それから、「アトピー性皮膚炎の詳しいドクターに、ワセリンとかプロペトを使うことを否定された」というご質問ですが、これは、夏にワセリンをベタベタ塗ってはダメなんですよ。例えば、皮膚を洗わないでワセリンをベタベタ塗る人がいます。そうするとどうなるかというと、毛嚢炎を起こします。

これは当たり前のことですけれども、何かを皮膚に塗るときは、必ず皮膚を洗ったあと。それで、夏の気象条件とか冬の気象条件とか、そういうのをよく考えてください。これはもう常識的な話の範囲になってくると思いますけれども、皆さんだってそうでしょう。いま、皮膚が乾燥して何か塗っていません? 夏にベターッというのを塗って外に出ていったら、日焼けしちゃって大変ですよね。その辺はごくごく当たり前の対応でお願いします。

そのほかに、インタールの薬についてのご質問が2件ぐらいありました。インタールという薬は効く方にはすごく効くこともあります。でも、うちの病院で2、3千名の患者さんを診ていますけれども、うちの病院の方針は基本的に使わない主義なのです。伊藤先生はどうか、ちょっと聞いてみたいと思います。

伊藤インタールを使う目的は食物アレルギーではないんです。インタールというのは形式的にも適応症は、食物アレルギーの関係するアトピー性皮膚炎、湿疹の治療のために使う。

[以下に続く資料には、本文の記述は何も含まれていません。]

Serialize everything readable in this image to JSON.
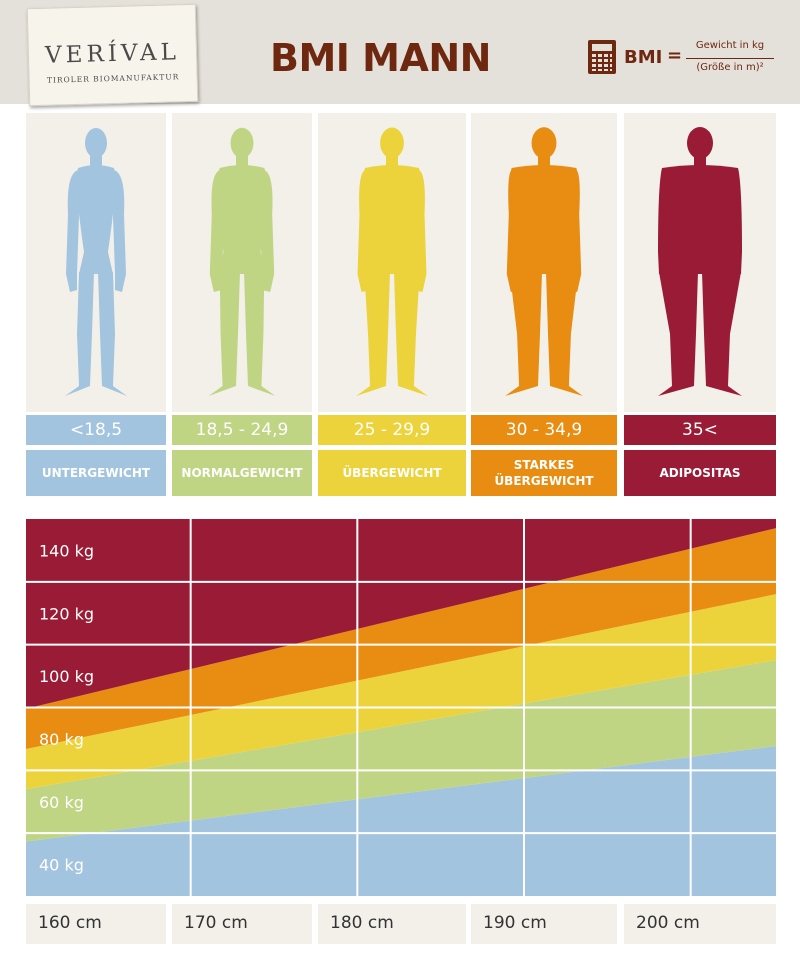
{
  "header": {
    "logo_name": "VERÍVAL",
    "logo_sub": "TIROLER BIOMANUFAKTUR",
    "title": "BMI MANN",
    "formula": {
      "lhs": "BMI",
      "eq": "=",
      "numerator": "Gewicht in kg",
      "denominator": "(Größe in m)²"
    }
  },
  "categories": [
    {
      "range": "<18,5",
      "label": "UNTERGEWICHT",
      "color": "#a3c4df",
      "build": 0.0
    },
    {
      "range": "18,5 - 24,9",
      "label": "NORMALGEWICHT",
      "color": "#bfd584",
      "build": 0.22
    },
    {
      "range": "25 - 29,9",
      "label": "ÜBERGEWICHT",
      "color": "#ecd33c",
      "build": 0.45
    },
    {
      "range": "30 - 34,9",
      "label": "STARKES\nÜBERGEWICHT",
      "color": "#e88c12",
      "build": 0.72
    },
    {
      "range": "35<",
      "label": "ADIPOSITAS",
      "color": "#9a1b35",
      "build": 1.0
    }
  ],
  "chart_data": {
    "type": "area",
    "x": [
      160,
      170,
      180,
      190,
      200
    ],
    "x_tick_labels": [
      "160 cm",
      "170 cm",
      "180 cm",
      "190 cm",
      "200 cm"
    ],
    "y_tick_values": [
      40,
      60,
      80,
      100,
      120,
      140
    ],
    "y_tick_labels": [
      "40 kg",
      "60 kg",
      "80 kg",
      "100 kg",
      "120 kg",
      "140 kg"
    ],
    "ylim": [
      30,
      150
    ],
    "xlim": [
      160,
      205
    ],
    "bmi_thresholds": [
      18.5,
      25,
      30,
      35
    ],
    "band_colors": [
      "#a3c4df",
      "#bfd584",
      "#ecd33c",
      "#e88c12",
      "#9a1b35"
    ],
    "grid": true
  }
}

インタールを飲んでいたら、ふだん食べられないものが食べられるようになるかというと、そんなことはないです。必ず反応します。じゃあ、何のために飲むかというと、少しインタールを飲んでいると、実際には除去していないけれども、腸の粘膜でわずかに反応しているような部分ぐらいは抑える。そうすると、腸の粘膜が傷んでくることを予防するぐらいの力はあって、微妙に日常的に吸収しているアレルゲンで湿疹が続くことを治せるかもしれない、そんなようなイメージです。

だから、1回飲んだら次に食べて大丈夫とか、そういう問題ではないですし、食事の前に継続的に飲んでいって、何となくすっきりしなかった湿疹に手応えがあれば、「ああ、効いたね」と。あくまでも湿疹を対象にしてやります。すごく手応えがあったというふうに感じられる方は、実はそれほど多くないです。